Thursday, 15 April 2010

Cuckooflower is a cabbage

As we all know too well Spring is late this year and what flowers there have been are sparse. Our local hedgebanks and verges have been dominated with Celandines and Violets, but little else. Driving home yesterday I caught a glimpse of another colour as I turned down a local lane. I pulled over to investigate and was welcomed by the mauve flowers of Cuckooflowers.

The Cuckooflower (Cardamine pratensis), also known as Lady’s-smock, is a common plant of meadows and moist woods. A literal translation from its Latin name is meadow (pratensis) cress (from the Greek, kardamis). Other wildlife shares the specific epithet, ‘pratensis’ in a similar way such as; Meadow Sage (Salvia pratensis) and Meadow Pipit (Anthus pratensis). The Cardamines are a large genus of pungent herbs, many known as bitter cresses, and part of the larger Crucifer or Cabbage family. The crucifers are so named due to having 4 free petals arranged in a cross. It is hard to see the cabbage in a cuckooflower unless you have let your brassicas go to flower and then the yellow cruciferic petals become all too familiar.

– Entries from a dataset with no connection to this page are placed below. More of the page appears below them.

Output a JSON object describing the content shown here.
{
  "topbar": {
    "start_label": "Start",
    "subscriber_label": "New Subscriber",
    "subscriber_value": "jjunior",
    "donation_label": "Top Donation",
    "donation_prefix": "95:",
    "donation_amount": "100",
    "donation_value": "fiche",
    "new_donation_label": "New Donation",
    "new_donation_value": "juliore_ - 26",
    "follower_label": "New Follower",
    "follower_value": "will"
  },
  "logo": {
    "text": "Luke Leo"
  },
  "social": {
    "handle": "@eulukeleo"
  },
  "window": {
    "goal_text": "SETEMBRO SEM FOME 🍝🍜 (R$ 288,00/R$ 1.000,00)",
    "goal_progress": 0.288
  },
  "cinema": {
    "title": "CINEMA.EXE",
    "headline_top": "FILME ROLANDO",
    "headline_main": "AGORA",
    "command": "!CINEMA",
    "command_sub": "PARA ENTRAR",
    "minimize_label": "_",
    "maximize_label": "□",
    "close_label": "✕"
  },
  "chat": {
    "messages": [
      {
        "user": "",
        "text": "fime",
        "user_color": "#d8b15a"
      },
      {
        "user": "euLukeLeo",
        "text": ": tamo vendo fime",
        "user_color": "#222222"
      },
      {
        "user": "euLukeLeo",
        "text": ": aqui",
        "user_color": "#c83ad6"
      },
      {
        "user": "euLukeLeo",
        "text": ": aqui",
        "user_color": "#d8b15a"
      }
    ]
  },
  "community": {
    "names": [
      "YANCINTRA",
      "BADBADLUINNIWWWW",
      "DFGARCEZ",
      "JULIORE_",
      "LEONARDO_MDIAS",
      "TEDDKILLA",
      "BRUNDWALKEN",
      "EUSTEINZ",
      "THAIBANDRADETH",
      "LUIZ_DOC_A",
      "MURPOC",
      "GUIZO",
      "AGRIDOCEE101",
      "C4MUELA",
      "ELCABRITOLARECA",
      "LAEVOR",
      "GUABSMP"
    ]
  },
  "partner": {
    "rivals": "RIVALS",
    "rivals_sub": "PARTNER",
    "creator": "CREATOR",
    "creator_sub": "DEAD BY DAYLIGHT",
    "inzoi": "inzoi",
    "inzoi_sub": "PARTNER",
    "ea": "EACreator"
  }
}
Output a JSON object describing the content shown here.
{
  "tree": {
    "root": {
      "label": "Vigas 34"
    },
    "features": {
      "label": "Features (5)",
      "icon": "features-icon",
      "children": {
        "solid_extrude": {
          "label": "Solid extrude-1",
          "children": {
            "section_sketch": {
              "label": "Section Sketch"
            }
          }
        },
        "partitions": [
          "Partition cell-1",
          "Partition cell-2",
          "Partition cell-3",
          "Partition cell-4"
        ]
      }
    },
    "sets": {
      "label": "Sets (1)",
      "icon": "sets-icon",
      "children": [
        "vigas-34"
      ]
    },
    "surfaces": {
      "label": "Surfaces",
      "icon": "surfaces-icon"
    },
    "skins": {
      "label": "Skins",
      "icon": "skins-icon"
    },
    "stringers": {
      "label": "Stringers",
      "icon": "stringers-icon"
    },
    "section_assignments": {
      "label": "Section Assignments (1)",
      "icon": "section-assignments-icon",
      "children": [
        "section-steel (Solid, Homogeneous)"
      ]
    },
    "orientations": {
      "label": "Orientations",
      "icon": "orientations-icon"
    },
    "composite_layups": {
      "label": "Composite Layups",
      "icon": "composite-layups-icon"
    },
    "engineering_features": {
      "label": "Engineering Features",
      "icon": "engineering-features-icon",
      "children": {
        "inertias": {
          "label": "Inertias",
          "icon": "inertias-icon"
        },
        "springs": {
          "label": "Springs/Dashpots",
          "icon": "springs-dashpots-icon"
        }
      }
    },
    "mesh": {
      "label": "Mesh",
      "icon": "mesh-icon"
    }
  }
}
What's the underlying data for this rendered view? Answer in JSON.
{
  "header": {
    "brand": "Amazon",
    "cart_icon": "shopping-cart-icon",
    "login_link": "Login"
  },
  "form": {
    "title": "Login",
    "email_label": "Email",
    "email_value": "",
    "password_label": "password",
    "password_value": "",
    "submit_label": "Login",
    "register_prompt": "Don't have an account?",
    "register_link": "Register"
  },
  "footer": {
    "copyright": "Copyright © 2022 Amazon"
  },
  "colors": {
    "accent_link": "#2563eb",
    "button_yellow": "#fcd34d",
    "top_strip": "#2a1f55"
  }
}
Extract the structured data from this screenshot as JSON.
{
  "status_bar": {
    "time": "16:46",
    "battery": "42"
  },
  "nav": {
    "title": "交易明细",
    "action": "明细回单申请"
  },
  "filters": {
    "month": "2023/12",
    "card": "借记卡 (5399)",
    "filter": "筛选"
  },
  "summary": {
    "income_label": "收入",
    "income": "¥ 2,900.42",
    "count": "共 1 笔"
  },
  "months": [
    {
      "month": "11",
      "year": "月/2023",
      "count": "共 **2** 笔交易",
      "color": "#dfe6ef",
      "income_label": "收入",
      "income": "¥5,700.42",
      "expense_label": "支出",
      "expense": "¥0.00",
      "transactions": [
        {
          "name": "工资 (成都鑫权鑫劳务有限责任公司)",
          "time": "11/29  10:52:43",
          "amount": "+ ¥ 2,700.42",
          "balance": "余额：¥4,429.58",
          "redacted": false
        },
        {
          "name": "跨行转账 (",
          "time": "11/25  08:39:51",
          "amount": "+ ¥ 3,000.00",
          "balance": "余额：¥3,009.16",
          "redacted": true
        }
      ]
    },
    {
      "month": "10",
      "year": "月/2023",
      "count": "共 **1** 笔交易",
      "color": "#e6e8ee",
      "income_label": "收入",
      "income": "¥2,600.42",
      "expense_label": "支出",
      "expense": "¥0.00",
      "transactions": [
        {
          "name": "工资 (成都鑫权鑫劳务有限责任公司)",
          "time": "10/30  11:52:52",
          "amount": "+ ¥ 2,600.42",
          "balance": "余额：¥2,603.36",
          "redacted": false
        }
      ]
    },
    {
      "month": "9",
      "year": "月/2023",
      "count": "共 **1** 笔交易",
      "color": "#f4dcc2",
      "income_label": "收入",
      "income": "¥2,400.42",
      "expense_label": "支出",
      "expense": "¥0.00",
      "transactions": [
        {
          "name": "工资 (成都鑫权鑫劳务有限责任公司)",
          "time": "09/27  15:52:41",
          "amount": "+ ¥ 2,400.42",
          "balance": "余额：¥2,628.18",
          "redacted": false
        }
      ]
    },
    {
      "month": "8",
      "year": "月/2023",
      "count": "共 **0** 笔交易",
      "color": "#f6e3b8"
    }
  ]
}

The closely related bitter cresses, such as Wavy Bitter-cress (Cardamine flexuosa) are common in our garden at the moment, and are a great addition to a salad, sandwich or simply to graze on. The Cuckooflower is also very edible and once used as a salad vegetable (*). However, I would rather leave them to enliven the verge and feed other wildlife such as the Orange Tip butterfly.